Compliance for Bitcoin, virtual currencies and storage and backup

How do virtual currencies such as Bitcoin work and what are the implications for IT users?

The use of virtual currencies is maturing, and responses to their use are rapidly evolving. Virtual currencies are a paradigm-busting phenomenon that test the existing frameworks of central banking, taxation and currency.

Virtual currencies, such as Bitcoin, are also a concern for IT professionals, as potential administrators of systems that may use them. So, what are the compliance implications of the use of virtual currencies and what are the knock-on effects on storage and backup?

In this podcast, ComputerWeekly.com storage editor Antony Adshead talks with CEO of Vigitrust, Mathieu Gorge, about the definition of a virtual currency, the compliance environment developing around them and the key concerns for IT departments over their use and storage.

Antony Adshead: What are virtual currencies and what compliance requirements affect them?

Mathieu Gorge: First of all, we have to realise we have been using virtual currencies since we’ve had online banking. So, right now, if you’ve got an online bank account, technically you use a virtual currency.

The difference here is that we’re now talking about fully digitised currencies (ie currencies that are typically not printed out as legal tender and that are stored on a network).

So, if you look at Bitcoin, which will be the main digital currency at the moment, we need to understand it is an open-source protocol for payment.

That’s Bitcoin with a capital B; bitcoin with a lower case b is an actual payment value or digital tender whose value fluctuates. As of today you can get roughly $373 for a bitcoin. That’s a crypto-currency (ie a currency that is posted on an open network that is fully encrypted).

With Bitcoin and with any digitised currency there is no central bank because it is an open-source protocol and doesn’t belong to a state or union of states, such as the US or EU, for example.

It is, therefore, hard to regulate and while you can buy or sell without having to use a trusted third party. Typically, people use crypto-currency exchanges that are often not subject to regulation.

Most states want to regulate for a number of reasons. They want to implement consumer protection, anti-fraud and anti-money laundering measures, data protection, and they also feel they are missing out on some tax opportunities.

Some countries have already started to regulate. For example, the central bank of Bangladesh has threatened any Bitcoin user with 12 years in jail. Bolivia has banned the use of Bitcoin. France and Germany have started to regulate around taxation and Bitcoin.
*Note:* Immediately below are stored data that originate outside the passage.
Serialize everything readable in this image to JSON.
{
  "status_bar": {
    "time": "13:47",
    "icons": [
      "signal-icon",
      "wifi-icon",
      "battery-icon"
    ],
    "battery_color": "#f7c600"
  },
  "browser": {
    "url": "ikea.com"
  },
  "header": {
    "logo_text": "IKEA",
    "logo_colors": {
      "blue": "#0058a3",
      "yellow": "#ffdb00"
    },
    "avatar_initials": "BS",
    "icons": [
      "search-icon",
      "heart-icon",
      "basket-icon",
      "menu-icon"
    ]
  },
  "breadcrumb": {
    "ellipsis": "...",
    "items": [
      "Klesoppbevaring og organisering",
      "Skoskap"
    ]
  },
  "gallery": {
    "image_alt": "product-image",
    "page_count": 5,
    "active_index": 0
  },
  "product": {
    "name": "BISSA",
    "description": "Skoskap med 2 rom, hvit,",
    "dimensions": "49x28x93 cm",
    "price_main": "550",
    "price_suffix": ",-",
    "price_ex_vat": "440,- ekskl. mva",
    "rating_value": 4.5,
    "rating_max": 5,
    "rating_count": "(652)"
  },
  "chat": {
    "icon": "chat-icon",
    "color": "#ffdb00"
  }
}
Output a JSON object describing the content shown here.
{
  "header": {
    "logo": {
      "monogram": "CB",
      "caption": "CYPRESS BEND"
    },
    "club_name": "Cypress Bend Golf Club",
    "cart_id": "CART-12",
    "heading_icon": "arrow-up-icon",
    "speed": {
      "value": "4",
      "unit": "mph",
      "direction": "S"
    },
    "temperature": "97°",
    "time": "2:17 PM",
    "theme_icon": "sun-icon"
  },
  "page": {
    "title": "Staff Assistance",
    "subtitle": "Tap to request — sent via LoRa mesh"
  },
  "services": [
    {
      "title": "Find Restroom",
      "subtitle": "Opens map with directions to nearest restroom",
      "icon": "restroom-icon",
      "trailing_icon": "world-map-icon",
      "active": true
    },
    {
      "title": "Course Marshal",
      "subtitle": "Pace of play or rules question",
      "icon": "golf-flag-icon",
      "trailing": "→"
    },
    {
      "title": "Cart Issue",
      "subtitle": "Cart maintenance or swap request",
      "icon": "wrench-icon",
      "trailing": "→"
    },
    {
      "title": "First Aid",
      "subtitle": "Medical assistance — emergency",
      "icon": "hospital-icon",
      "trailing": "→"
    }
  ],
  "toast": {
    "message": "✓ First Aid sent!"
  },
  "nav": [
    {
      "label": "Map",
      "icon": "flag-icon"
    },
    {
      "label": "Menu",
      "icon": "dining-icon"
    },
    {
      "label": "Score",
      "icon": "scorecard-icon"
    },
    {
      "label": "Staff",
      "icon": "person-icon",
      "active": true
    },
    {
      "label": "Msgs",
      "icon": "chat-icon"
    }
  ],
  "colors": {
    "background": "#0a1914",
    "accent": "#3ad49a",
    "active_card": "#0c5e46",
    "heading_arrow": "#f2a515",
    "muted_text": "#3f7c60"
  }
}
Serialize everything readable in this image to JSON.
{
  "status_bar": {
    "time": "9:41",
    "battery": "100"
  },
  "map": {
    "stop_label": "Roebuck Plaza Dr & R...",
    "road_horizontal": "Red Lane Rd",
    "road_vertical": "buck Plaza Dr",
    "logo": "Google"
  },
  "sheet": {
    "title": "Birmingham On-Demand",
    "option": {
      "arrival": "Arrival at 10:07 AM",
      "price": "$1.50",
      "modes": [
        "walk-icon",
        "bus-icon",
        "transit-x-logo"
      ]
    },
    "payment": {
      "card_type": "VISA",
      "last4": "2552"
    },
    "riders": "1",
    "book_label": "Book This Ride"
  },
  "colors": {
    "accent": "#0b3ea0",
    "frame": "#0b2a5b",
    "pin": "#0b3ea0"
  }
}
In the US, four states have started to issue regulation and guidance. The central bank of Ireland has started a working group, while, in the UK, there is already a working group well under way with regards to regulating the use and security of virtual currencies.

Antony Adshead: What are the implications for storage and backup of the use of virtual currencies?

Mathieu Gorge: When you use virtual currencies you can store them online or offline.

Essentially, you are storing an encrypted file, so you can store it on a USB or external hard disk. Some people use their smartphones because they can use applications that allow them to double up as a digital wallet to trade in virtual currencies. Other people prefer to use the cloud.

The main issue with storing crypto-currency is the security of the currency. Is it fully secured? Can someone gain access to it? And also can you track the currency (ie the movement of the currency)?

With the open-source protocol we’re using, there is a publically available list of all the transactions on a site called Blockchain.com so users can track any type of transaction done by the virtual community using the currency.

Having said that, even though you can track back down to an address, the address is not necessarily linked to a user per se because you can anonymise your address.

So, one of the issues here is how do you track the currency and ensure that a file stored by you and that belongs to you is no longer there that you can trace it back. And that’s one of the main issues with regard to storing crypto-currency.

Best practice advice in the industry today is to use a third-party provider that has a secure digital wallet, which also allows you to double up as an exchange for crypto currency and that is somewhere on the cloud.

In an ironic type of way, we are going back to physical security because if you store your digital currency on a smartphone and you lose the phone, in most cases you lose the currency with no way of getting it back. Whoever ends up with the device, if they can get on to it, will have access to the currency.

So, I think we’re going to see some movements on that over the next few years. It’s also very likely we’re going to see some new crypto currencies coming out; Bitcoin is one of them but there are already another five or six worth looking at.

Storage and backup of the currencies will be an area worth keeping an eye on because security is paramount and you see a lot of people in the security industry trying to improve the security of crypto currency and especially the security of its storage.